Devrimciler Hayır’ı mücadele edebilecek kitleler ile buluşabilmek amacıyla değerlendirmelidir. Bu ülkenin emekçileriyle, gençliğiyle, kadınlarıyla, samimi müslümanları ve diğer inançlardan kesimleriyle; Kürt’ü, Ermeni’si, Arap’ı, Türk’ü ezilen, mazlum halklarıyla ve daha sayamadığımız, haktan ve emekten yana ve halk düşmanlarına karşı birleşebilecek ne kadar insan varsa, hepsiyle buluşabilmenin ve bir olabilmenin yollarını aramamız gerekmektedir.

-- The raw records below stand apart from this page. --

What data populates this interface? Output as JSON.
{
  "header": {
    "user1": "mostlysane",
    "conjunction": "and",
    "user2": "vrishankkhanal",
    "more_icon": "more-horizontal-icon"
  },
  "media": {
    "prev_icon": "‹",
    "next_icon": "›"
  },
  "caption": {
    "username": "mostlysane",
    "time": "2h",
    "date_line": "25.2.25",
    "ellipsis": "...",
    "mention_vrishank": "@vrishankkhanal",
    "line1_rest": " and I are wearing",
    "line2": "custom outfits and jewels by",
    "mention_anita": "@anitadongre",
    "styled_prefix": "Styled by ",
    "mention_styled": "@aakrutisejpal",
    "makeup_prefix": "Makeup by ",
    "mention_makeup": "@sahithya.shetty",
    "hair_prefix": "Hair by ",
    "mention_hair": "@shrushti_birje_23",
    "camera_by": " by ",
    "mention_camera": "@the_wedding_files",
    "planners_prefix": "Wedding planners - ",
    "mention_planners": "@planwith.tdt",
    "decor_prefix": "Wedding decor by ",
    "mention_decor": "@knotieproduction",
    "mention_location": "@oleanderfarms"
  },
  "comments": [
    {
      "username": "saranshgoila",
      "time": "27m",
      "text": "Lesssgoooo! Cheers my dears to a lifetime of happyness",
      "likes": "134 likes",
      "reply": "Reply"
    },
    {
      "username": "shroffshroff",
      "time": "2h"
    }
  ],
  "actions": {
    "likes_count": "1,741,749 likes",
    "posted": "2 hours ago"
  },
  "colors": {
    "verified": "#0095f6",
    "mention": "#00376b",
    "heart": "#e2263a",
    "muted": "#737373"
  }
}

Hayır’ın renkliliği ve çeşitliliği gibi liberal söylemler veya Evet’çilerden oy devşirme taktik ve planları, toplumda gelişen tehlikeyi görmezden gelmeye çalışmaktan başka birşey olamaz. Elbette söylediğimiz gibi Hayır’ın üstünlüğü çok ciddi olanaklar ile sonuçlanacaktır. Ama bizim her şeyden önce, Hayır çalışmaları içerisinde asli görevlerimizi unutmamamız gerekmektedir. Devrimcilerin Hayır’ı toplumdaki etliye sütlüye dokunmayan, refahlarının bozulmasından kaçan orta sınıfa değil; bu ülkenin ezilenlerine, emekçilerine, yoksullarına hitap etmeli ve onlarla bütünleşmeyi temel almalıdır.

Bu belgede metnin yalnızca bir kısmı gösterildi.